Nesta quarta-feira, 1º, a CPI do Crime Organizado no Senado dará continuidade aos seus trabalhos ao ouvir dois depoentes importantes. A partir das 9h, o presidente do Conselho de Controle de Atividades Financeiras (Coaf), Ricardo Andrade Saadi, será convocado para discutir o papel do órgão no combate a organizações criminosas. O convite para sua participação foi feito pelos senadores Angelo Coronel (Republicanos-BA), Jorge Kajuru (PSB-GO) e Eduardo Girão (Novo-CE). O foco da audiência será a análise das atividades do Coaf em relação à detecção e monitoramento de transações financeiras suspeitas, identificação de empresas de fachada e redes de ‘laranjas’, além de explorar a relação entre tráfico de drogas, milícias e corrupção. Também será abordada a autonomia do Coaf e os recursos disponíveis para que possa desempenhar suas funções de forma eficaz. Saadi deverá discutir ainda como organizações criminosas utilizam a rede bancária, incluindo fintechs, para a lavagem de dinheiro.
No mesmo dia, outro depoente, Leonardo Augusto Furtado Palhares, administrador da Varajo Consultoria Empresarial Sociedade Unipessoal, também será ouvido. Palhares está sob monitoramento com tornozeleira eletrônica, uma medida imposta pelo ministro André Mendonça, do Supremo Tribunal Federal (STF). A Polícia Federal acusa Palhares de ter participado de contratos simulados que serviram para ocultar pagamentos ilícitos a servidores do Banco Central (BC), que estão sendo investigados na Operação Compliance Zero. O requerimento para sua convocação foi feito pelo senador Alessandro Vieira (MDB-SE), que é o relator da CPI.

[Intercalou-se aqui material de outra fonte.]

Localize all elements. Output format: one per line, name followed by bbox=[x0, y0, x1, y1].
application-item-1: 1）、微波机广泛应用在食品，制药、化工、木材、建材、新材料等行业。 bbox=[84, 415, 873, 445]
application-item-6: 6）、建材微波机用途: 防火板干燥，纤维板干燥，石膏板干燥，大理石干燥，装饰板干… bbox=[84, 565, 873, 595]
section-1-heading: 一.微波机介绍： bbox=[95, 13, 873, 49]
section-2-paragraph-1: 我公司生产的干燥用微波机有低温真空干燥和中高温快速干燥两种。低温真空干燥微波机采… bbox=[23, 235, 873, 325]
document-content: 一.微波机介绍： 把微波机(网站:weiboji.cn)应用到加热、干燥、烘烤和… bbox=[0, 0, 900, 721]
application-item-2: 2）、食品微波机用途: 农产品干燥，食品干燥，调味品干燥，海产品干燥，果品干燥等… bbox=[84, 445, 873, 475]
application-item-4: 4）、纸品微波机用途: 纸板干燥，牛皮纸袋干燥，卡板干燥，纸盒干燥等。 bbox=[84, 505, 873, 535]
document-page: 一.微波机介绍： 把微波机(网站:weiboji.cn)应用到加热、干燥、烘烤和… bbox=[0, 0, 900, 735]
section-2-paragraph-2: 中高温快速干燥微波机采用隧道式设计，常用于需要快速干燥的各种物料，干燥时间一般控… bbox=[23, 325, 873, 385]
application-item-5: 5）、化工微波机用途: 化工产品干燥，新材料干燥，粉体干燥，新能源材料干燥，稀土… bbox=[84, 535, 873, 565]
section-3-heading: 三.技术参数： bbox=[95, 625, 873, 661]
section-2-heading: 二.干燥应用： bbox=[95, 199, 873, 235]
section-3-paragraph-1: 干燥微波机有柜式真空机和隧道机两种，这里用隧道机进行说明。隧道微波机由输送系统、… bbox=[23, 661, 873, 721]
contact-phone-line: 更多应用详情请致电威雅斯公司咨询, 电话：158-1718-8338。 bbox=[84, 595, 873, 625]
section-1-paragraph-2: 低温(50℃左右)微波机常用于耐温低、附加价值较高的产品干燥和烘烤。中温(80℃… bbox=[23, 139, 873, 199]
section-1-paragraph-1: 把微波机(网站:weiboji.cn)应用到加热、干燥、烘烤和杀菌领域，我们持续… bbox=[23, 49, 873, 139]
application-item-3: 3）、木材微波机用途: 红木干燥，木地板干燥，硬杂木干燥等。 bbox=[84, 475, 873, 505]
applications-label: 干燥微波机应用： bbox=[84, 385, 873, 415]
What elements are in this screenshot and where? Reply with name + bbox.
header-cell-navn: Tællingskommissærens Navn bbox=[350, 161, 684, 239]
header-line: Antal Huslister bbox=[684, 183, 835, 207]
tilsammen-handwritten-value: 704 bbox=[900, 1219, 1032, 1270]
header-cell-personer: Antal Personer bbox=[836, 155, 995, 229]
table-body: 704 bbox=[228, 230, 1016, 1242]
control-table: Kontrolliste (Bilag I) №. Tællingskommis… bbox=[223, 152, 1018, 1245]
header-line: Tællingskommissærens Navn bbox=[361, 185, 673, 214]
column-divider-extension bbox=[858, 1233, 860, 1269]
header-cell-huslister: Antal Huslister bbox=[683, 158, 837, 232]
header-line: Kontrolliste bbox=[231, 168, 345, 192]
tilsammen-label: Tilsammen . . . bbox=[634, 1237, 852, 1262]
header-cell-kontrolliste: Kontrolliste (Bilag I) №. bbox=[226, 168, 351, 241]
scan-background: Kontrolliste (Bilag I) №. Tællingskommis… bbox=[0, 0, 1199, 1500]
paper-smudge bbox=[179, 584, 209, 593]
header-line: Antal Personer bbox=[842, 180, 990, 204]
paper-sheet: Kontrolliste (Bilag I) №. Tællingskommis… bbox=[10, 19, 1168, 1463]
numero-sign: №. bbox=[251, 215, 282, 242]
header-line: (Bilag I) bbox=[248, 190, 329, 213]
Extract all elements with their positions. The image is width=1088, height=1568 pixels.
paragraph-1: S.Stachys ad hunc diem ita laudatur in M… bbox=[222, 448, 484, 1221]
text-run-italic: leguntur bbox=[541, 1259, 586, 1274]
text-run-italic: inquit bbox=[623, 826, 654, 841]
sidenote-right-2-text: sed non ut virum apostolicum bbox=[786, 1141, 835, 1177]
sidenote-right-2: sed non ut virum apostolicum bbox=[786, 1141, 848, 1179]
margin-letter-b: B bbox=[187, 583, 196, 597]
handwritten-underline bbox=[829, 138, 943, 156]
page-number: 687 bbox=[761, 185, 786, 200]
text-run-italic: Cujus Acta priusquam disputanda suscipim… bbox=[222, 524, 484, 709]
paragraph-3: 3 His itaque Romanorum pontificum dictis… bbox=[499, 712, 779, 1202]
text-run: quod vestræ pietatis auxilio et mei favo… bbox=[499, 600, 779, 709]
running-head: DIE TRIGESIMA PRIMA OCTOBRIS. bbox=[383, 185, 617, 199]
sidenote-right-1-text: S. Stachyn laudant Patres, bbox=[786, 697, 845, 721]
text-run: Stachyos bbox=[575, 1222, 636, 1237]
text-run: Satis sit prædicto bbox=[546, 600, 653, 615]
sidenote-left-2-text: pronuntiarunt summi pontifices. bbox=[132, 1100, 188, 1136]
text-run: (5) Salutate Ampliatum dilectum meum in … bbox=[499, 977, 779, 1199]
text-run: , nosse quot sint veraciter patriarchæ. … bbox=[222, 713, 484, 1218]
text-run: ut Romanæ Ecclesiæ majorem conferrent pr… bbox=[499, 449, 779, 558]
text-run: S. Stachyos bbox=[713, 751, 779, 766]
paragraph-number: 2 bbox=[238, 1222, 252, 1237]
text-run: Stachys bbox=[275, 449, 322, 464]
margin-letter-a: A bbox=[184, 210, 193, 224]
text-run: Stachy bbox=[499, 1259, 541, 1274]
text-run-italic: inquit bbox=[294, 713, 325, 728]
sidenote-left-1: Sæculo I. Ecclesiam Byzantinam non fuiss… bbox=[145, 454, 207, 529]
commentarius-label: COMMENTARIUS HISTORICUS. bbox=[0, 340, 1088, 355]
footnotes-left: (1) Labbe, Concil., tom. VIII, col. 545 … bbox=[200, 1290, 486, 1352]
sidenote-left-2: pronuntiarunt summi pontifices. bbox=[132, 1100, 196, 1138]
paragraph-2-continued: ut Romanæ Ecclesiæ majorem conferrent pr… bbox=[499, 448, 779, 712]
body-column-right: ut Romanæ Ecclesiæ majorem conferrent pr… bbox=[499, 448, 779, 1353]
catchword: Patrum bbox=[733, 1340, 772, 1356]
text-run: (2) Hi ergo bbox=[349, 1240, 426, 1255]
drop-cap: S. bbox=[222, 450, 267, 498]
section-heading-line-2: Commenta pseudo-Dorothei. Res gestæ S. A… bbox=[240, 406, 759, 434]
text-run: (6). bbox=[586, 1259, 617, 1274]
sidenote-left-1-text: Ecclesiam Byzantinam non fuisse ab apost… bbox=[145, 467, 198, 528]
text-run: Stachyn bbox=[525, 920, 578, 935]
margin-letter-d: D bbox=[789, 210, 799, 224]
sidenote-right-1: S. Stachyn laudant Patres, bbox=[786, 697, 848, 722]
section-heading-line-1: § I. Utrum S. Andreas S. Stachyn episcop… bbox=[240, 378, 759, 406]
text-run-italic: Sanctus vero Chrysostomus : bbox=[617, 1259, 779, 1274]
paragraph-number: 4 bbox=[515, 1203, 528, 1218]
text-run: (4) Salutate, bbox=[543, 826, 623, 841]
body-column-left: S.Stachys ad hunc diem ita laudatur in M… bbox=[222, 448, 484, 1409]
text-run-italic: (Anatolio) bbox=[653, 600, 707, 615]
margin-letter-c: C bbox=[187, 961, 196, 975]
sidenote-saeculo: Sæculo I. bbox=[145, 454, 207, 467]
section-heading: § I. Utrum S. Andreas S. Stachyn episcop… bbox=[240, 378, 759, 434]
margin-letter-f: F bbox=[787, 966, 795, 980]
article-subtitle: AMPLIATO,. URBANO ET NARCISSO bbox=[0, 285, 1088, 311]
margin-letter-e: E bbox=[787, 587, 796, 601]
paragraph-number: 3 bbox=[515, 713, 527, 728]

A investigação aponta que Palhares utilizou sua empresa para firmar contratos falsos de prestação de serviços, que na verdade disfarçavam pagamentos ilegais a funcionários do BC, entre eles Belline Santana, que chefiava a fiscalização bancária. A suspeita é de que esses servidores tenham recebido dinheiro para vazar informações sigilosas e auxiliar o Banco Master a evitar fiscalizações do BC. O senador Vieira afirmou que o dinheiro circulava por diversas empresas para dificultar seu rastreamento. Além disso, o mesmo esquema de ocultação financeira também teria sido utilizado para remunerar membros de um grupo conhecido como ‘Turma’, que está vinculado ao criminoso conhecido como Vorcaro.
Durante o depoimento, Vieira buscará esclarecer como se dava a movimentação financeira na Varajo Consultoria, qual foi o processo de coação dos servidores envolvidos e se a empresa teve participação em outros esquemas de lavagem de dinheiro. A expectativa é que essas audiências contribuam para um entendimento mais profundo sobre como as organizações criminosas operam e como o sistema financeiro pode ser utilizado para facilitar atividades ilícitas.
Essas investigações são parte dos esforços do Senado para combater o crime organizado no Brasil, e os depoimentos devem fornecer informações cruciais para o avanço dos trabalhos da CPI, além de potencialmente levar a novas descobertas sobre a relação entre corrupção e o sistema financeiro nacional.